Boston has its share of great theater, with a fair amount of Broadway tours making there way here each year. There’s Mean Girls, Blue Man Group, Gloria: A Life, and coming soon, Fiddler on the Roof, and Matthew Broderick and Sarah Jessica Parker in Neil Simon’s Plaza Suite. Look for tickets at Boston-Theater.com. And if you want to grab tickets cheaper the day of show, you can do that too! Find Arts Boston booths in Copley Square and Faneuil Hall — and be sure to get there early, if you don’t want to wait outside long.
Take a Duck Tour. Don’t laugh.
This famous sightseeing tour is more fun than you’d think, especially if you have a great guide, and give you a terrific chance to get an overview of Boston, with lots of trivia you might not otherwise know. It may even give you ideas for where to spend more time later. Just know it’s only open starting March 21, so while it may still feel like winter in Boston then, it is officially spring.
Eat your way through every neighborhood
This could be a post in itself so I’ll just highlight a few favorites here.
Greenway Food Trucks and Custom House. Photo Credit: Kyle Klein.
I’d be neglectful if I didn’t mention those food trucks teens love so much — there are dozens parked around the Greenway public park. Teens love food trucks, and there are dozens floating around The Greenway. From Indian food and Korean fusion to fresh seafood and grilled cheese, there’s something for every palate. Plus, it’s pretty affordable! Check out the Food Truck Schedule for what’s there each day, year round.
In the North End, be sure to grab pasta, great pizza, or visit the wonderful bakeries selling cannoli and gelato. A few spots that we love include Al Dente, Antico Forno, and Bricco for pasta, pizza and a yummy breadbasket.
If your teens love Chinese food, Boston’s Chinatown is where you’ll find authentic dumplings, hot pot, dim sum, or if you’re craving something sweet, try red bean mooncakes and egg tarts. You’ll also find markets and shops full of Chinese delicacies and places to get bubble tea. The Q Restaurant is a good spot for Mongolian hot pots.

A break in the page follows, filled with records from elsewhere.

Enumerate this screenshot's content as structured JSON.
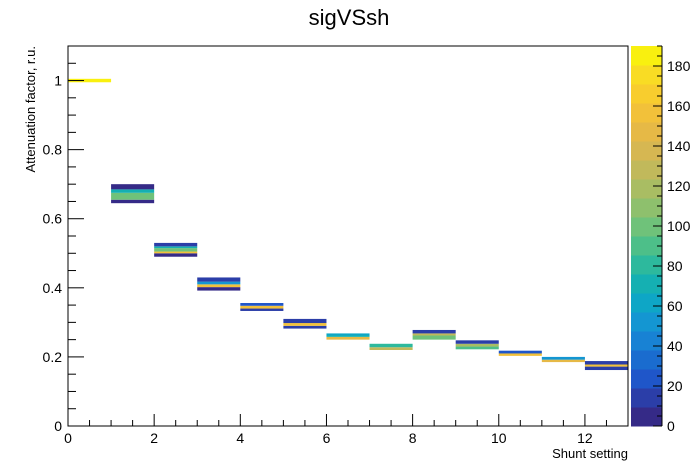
{
  "chart_data": {
    "type": "heatmap",
    "title": "sigVSsh",
    "xlabel": "Shunt setting",
    "ylabel": "Attenuation factor, r.u.",
    "xlim": [
      0,
      13
    ],
    "ylim": [
      0,
      1.1
    ],
    "x_ticks": [
      "0",
      "2",
      "4",
      "6",
      "8",
      "10",
      "12"
    ],
    "y_ticks": [
      "0",
      "0.2",
      "0.4",
      "0.6",
      "0.8",
      "1"
    ],
    "colorbar": {
      "range": [
        0,
        190
      ],
      "ticks": [
        "0",
        "20",
        "40",
        "60",
        "80",
        "100",
        "120",
        "140",
        "160",
        "180"
      ],
      "palette": [
        "#352a87",
        "#2b3ea8",
        "#1f56c9",
        "#1a6ccf",
        "#1882d4",
        "#1496d2",
        "#0ea6c6",
        "#15b0b2",
        "#2db99d",
        "#4dbf89",
        "#6fc27a",
        "#8ec06d",
        "#a9bd63",
        "#c1b95b",
        "#d6b752",
        "#e6b946",
        "#f2c13a",
        "#f8cd2e",
        "#f9dc24",
        "#f9f00f"
      ]
    },
    "cells": [
      {
        "x0": 0,
        "x1": 1,
        "y0": 0.995,
        "y1": 1.005,
        "count": 190
      },
      {
        "x0": 1,
        "x1": 2,
        "y0": 0.645,
        "y1": 0.655,
        "count": 8
      },
      {
        "x0": 1,
        "x1": 2,
        "y0": 0.655,
        "y1": 0.675,
        "count": 95
      },
      {
        "x0": 1,
        "x1": 2,
        "y0": 0.675,
        "y1": 0.685,
        "count": 70
      },
      {
        "x0": 1,
        "x1": 2,
        "y0": 0.685,
        "y1": 0.7,
        "count": 8
      },
      {
        "x0": 2,
        "x1": 3,
        "y0": 0.49,
        "y1": 0.5,
        "count": 8
      },
      {
        "x0": 2,
        "x1": 3,
        "y0": 0.5,
        "y1": 0.505,
        "count": 160
      },
      {
        "x0": 2,
        "x1": 3,
        "y0": 0.505,
        "y1": 0.515,
        "count": 95
      },
      {
        "x0": 2,
        "x1": 3,
        "y0": 0.515,
        "y1": 0.52,
        "count": 75
      },
      {
        "x0": 2,
        "x1": 3,
        "y0": 0.52,
        "y1": 0.53,
        "count": 15
      },
      {
        "x0": 3,
        "x1": 4,
        "y0": 0.392,
        "y1": 0.402,
        "count": 8
      },
      {
        "x0": 3,
        "x1": 4,
        "y0": 0.402,
        "y1": 0.41,
        "count": 160
      },
      {
        "x0": 3,
        "x1": 4,
        "y0": 0.41,
        "y1": 0.418,
        "count": 55
      },
      {
        "x0": 3,
        "x1": 4,
        "y0": 0.418,
        "y1": 0.43,
        "count": 15
      },
      {
        "x0": 4,
        "x1": 5,
        "y0": 0.333,
        "y1": 0.34,
        "count": 15
      },
      {
        "x0": 4,
        "x1": 5,
        "y0": 0.34,
        "y1": 0.348,
        "count": 160
      },
      {
        "x0": 4,
        "x1": 5,
        "y0": 0.348,
        "y1": 0.356,
        "count": 20
      },
      {
        "x0": 5,
        "x1": 6,
        "y0": 0.282,
        "y1": 0.29,
        "count": 15
      },
      {
        "x0": 5,
        "x1": 6,
        "y0": 0.29,
        "y1": 0.298,
        "count": 160
      },
      {
        "x0": 5,
        "x1": 6,
        "y0": 0.298,
        "y1": 0.31,
        "count": 15
      },
      {
        "x0": 6,
        "x1": 7,
        "y0": 0.25,
        "y1": 0.258,
        "count": 150
      },
      {
        "x0": 6,
        "x1": 7,
        "y0": 0.258,
        "y1": 0.262,
        "count": 75
      },
      {
        "x0": 6,
        "x1": 7,
        "y0": 0.262,
        "y1": 0.268,
        "count": 60
      },
      {
        "x0": 7,
        "x1": 8,
        "y0": 0.22,
        "y1": 0.228,
        "count": 130
      },
      {
        "x0": 7,
        "x1": 8,
        "y0": 0.228,
        "y1": 0.238,
        "count": 85
      },
      {
        "x0": 8,
        "x1": 9,
        "y0": 0.25,
        "y1": 0.262,
        "count": 95
      },
      {
        "x0": 8,
        "x1": 9,
        "y0": 0.262,
        "y1": 0.268,
        "count": 130
      },
      {
        "x0": 8,
        "x1": 9,
        "y0": 0.268,
        "y1": 0.278,
        "count": 15
      },
      {
        "x0": 9,
        "x1": 10,
        "y0": 0.222,
        "y1": 0.23,
        "count": 90
      },
      {
        "x0": 9,
        "x1": 10,
        "y0": 0.23,
        "y1": 0.238,
        "count": 120
      },
      {
        "x0": 9,
        "x1": 10,
        "y0": 0.238,
        "y1": 0.248,
        "count": 15
      },
      {
        "x0": 10,
        "x1": 11,
        "y0": 0.203,
        "y1": 0.21,
        "count": 160
      },
      {
        "x0": 10,
        "x1": 11,
        "y0": 0.21,
        "y1": 0.218,
        "count": 20
      },
      {
        "x0": 11,
        "x1": 12,
        "y0": 0.185,
        "y1": 0.192,
        "count": 150
      },
      {
        "x0": 11,
        "x1": 12,
        "y0": 0.192,
        "y1": 0.2,
        "count": 50
      },
      {
        "x0": 12,
        "x1": 13,
        "y0": 0.162,
        "y1": 0.172,
        "count": 15
      },
      {
        "x0": 12,
        "x1": 13,
        "y0": 0.172,
        "y1": 0.178,
        "count": 160
      },
      {
        "x0": 12,
        "x1": 13,
        "y0": 0.178,
        "y1": 0.188,
        "count": 15
      }
    ]
  }
}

Pho Basil is just one of many, many great Back Bay restaurants, and if you’re into Vietnamese it’s worth a visit for Saigon noodles, drunken noodles and excellent pad Thai. It’s also worth what is frequently a long wait for a table. (Pro tip: Grab a soda at Wendy’s next door to get out of the cold.)
For something a little special, stop by the Langham Hotel for afternoon tea. It will get your teens out of the cold and warm you up with hot tea, scones with jam and clotted cream, and even hot chocolate with toasted marshmallows. It’s an experience! (Note: The hotel is currently under renovations and re-opens in summer of 2020.)
After a visit to the ICA or the Tea Party Museum, Gather is absolutely the best lunch in town. Order delicious, fresh food at the counter from soups to sandwiches to pastries, then enjoy at your leisure. Or if you’ve just come out of Mass MoCA, Lickety Split is a family-owned cafe right next door, with excellent burritos, paninis, and a daily soup of the day. They make delicious homemade ice-cream, too.
And of course, there’s always Legal Seafood. Yes, it’s a chain now, but there’s still something so fun about going to where it all began. Besides, the lobstah is still fantastic, and have you really eaten in Boston until you’ve had lobster somewhere?